On 6-29, we visited 2 bridges, Val-Alain, #61-40-04 (1st picture) and Perreault, #61-06-01. Perreault is the longest bridge in Quebec and the second longest in Canada. It is closed and unsafe even for pedestrians. It is within a park with a visitor center. We spoke with the visitor center staffer, who told us that they are trying to get funding for the province and donations for a restoration.
Final Quebec thoughts. We stayed 6 nights in Quebec, 2 nights each in St Jean sur Richileu, Sherbrooke, and Victoriaville. They are only 2 hrs apart, but most of the cbs were on back roads, so I wanted to be close to our hotel. Only 1 hotel had a restaurant. When we walked to nearby restaurants, we found that there were no sidewalks.

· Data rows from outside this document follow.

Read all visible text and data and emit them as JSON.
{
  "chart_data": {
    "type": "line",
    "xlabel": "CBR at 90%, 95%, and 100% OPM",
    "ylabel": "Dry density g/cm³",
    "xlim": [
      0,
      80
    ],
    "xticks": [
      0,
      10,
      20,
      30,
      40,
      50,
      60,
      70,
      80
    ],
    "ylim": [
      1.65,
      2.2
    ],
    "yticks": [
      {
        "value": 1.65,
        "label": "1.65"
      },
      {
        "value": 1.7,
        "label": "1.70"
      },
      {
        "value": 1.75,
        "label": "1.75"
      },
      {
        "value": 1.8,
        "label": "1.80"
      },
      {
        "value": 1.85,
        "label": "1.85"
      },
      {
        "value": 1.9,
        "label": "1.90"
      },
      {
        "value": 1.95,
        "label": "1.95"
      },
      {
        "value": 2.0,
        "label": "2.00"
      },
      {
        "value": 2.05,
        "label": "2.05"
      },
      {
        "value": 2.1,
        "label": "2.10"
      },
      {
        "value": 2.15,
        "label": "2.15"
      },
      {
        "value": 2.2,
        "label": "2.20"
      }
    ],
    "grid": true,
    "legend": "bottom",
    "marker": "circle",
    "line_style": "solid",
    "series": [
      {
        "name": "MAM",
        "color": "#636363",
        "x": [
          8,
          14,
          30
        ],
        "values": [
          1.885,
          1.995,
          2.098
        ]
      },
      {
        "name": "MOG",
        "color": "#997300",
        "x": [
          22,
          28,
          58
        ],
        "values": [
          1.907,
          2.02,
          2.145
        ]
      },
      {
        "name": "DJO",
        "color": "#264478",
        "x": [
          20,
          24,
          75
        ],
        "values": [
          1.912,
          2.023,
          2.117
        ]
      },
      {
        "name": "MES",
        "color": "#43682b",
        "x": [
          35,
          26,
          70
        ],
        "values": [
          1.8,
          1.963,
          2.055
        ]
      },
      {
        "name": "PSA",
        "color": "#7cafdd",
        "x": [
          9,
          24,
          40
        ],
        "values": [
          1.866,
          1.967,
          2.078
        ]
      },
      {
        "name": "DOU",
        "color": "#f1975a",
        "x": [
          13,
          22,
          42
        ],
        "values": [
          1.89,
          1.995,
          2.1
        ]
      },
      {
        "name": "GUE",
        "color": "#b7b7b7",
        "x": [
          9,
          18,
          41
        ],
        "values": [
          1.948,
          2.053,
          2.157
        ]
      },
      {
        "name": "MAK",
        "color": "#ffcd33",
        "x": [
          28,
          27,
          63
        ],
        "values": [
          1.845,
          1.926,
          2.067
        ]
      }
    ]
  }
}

I don't know if other cb enthusiasts do scrapbooks of their pictures like Liz Keating, but I have attached a few of pictures of her work. Liz does this so when she passes on, her collection will be preserved by family, rather than discarded. We visited a total of 13 bridges. We have been visiting cb's for 40 years. Our life total stands at 582 with Pennsylvania having the most visits at 147.